Five Eyes Spy Agencies Demand Backdoors to Encryption

Spy agencies from Canada, the US, Britain, Australia, and New Zealand are demanding services include backdoors to their encryption.

It’s the latest development in what some advocates and observers call “the war on encryption”. A memo has recently been released calling on various Internet services to include backdoors to their encryption. The purpose of these backdoors, they say, is to ensure law enforcement has lawful access to encrypted data. They allege that this is necessary to protect citizens. From Tech Crunch:

The international pact — the US, UK, Canada, Australia and New Zealand, known as the so-called “Five Eyes” group of nations — quietly issued the memo last week demanding that providers “create customized solutions, tailored to their individual system architectures that are capable of meeting lawful access requirements.”

This kind of backdoor access would allow each government access to encrypted call and message data on their citizens. If the companies don’t voluntarily allow access, the nations threatened to push through new legislation that would compel their help.

“Should governments continue to encounter impediments to lawful access to information necessary to aid the protection of the citizens of our countries, we may pursue technological, enforcement, legislative or other measures to achieve lawful access solutions,” read the memo, issued by the Australian government on behalf of the pact.

Coincidentally, it was the Australian government that was calling for the weakening of encryption late last month. That came in the form of the Assistance and Access Bill 2018 which would mandate services allow such backdoors to be implemented into their encryption should they want to operate within the country.

What makes this memo different is the fact that these calls to weaken encryption is now coming from 5 separate countries. Since these are coming from the spy agencies themselves, that gives them a lot of leverage to push their respective governments to get the ball rolling on weakening encryption in their respective jurisdictions.

Of course, this is going to get a whole lot of pushback from the security community. They know full well that any effort to weaken encryption would make their services less attractive. What’s more, various actors including bad actors are constantly scouring encryption services and looking for weak points. Deliberately adding a weakness in such a service like a backdoor only offers third parties an additional possible way to break that encryption and access whatever they please.

Above and beyond this, if the five eyes manage to get what they want in the end, it will not ultimately solve anything. This is because there is nothing stopping a service cropping up in, say, Brazil for instance. It won’t stop that service from saying that, unlike the other services under the five eyes jurisdictions, it is not mandated to offer backdoor’s to the government. Moreover, nothing is really stopping people from flocking to such a service because of the promise of a more secure communication channel.

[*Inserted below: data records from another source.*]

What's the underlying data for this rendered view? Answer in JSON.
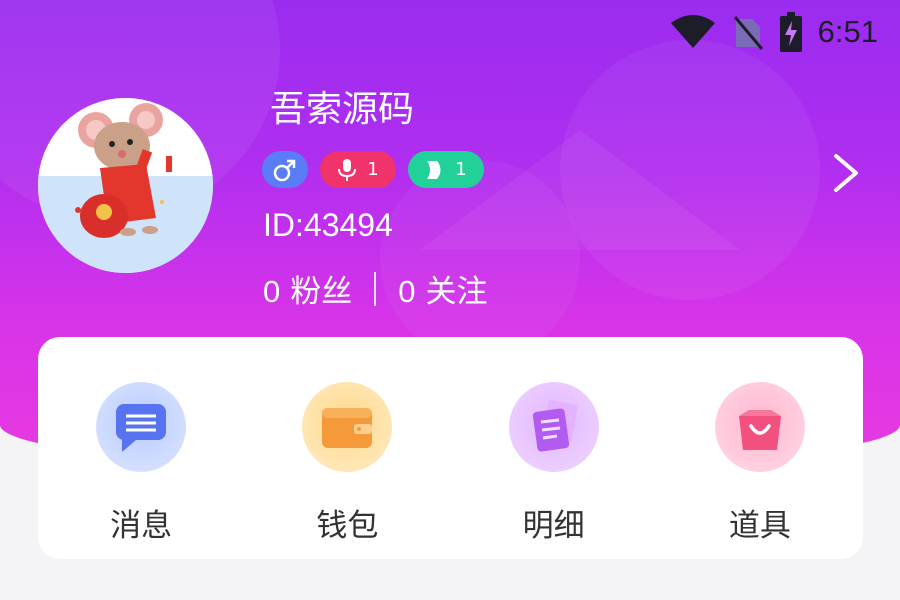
{
  "status_bar": {
    "time": "6:51",
    "icons": [
      "wifi-icon",
      "no-sim-icon",
      "battery-charging-icon"
    ]
  },
  "profile": {
    "username": "吾索源码",
    "badges": [
      {
        "icon": "male-icon",
        "value": "",
        "color": "#5b7cf7"
      },
      {
        "icon": "microphone-icon",
        "value": "1",
        "color": "#f0336a"
      },
      {
        "icon": "level-icon",
        "value": "1",
        "color": "#21d199"
      }
    ],
    "user_id": "ID:43494",
    "fans_count": "0",
    "fans_label": "粉丝",
    "following_count": "0",
    "following_label": "关注"
  },
  "menu": [
    {
      "label": "消息",
      "icon": "message-icon"
    },
    {
      "label": "钱包",
      "icon": "wallet-icon"
    },
    {
      "label": "明细",
      "icon": "details-icon"
    },
    {
      "label": "道具",
      "icon": "shopping-bag-icon"
    }
  ],
  "colors": {
    "header_top": "#9a2cf0",
    "header_bottom": "#e83ae0",
    "card_bg": "#ffffff"
  }
}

This would naturally bring up issues of these spy organizations having to pressure their governments to pressure other governments to permit access to those services. The most obvious observation under this scenario is that there is nothing from stopping that government from simply saying “no” because they suddenly see a new revenue stream flowing into their economy.

Some people might say that such a theory is just wild speculation and untested theories. The reality is that this is based off of precedent. In the early years of file-sharing, various services cropped up across the United States. Whether it was file-sharing clients, networks, FTP sites, hash URL sites, streaming, or a whole lot more, the US, for a time, had countless file-sharing services.

As rights holders cracked down on those services through various law enforcement actions, those services began to dwindle. One can easily guess what happened next. As the services dwindled in the US, they began to crop up in other countries. This includes Britain, Australia, New Zealand, Canada, China, Sweden, Japan, Russia, India, Germany, the Netherlands, and countless other countries. Ever since, it’s been a long game of whack-a-mole on a global scale. As a result, we still have plenty of file-sharing services scattered all throughout the world with no end in sight.

This same kind of pattern for encrypted services is very predictable. As these services in America, Canada, Australia, Britain, and New Zealand get more and more pressure, some may either cooperate or shut down completely. The fallout is going to be much worse for these spy agencies in question. It could even lead to more serious question of where the money flow is going and whether or not services in other countries are ultimately reliable in the first place.

The real question is going to be: do these spy agencies want to open the same can of worms the Recording Industry Association of America (RIAA) opened when it sued Napster? If they continue to push for backdoor’s to these services, that is exactly what is going to happen. With the VPN industry alone the way it is today, there is going to be a whole bunch of other players these spy agencies have to contend with.

At this point, time will tell whether or not these spy organizations will actually repeat the mistakes of the music industry more than a decade ago.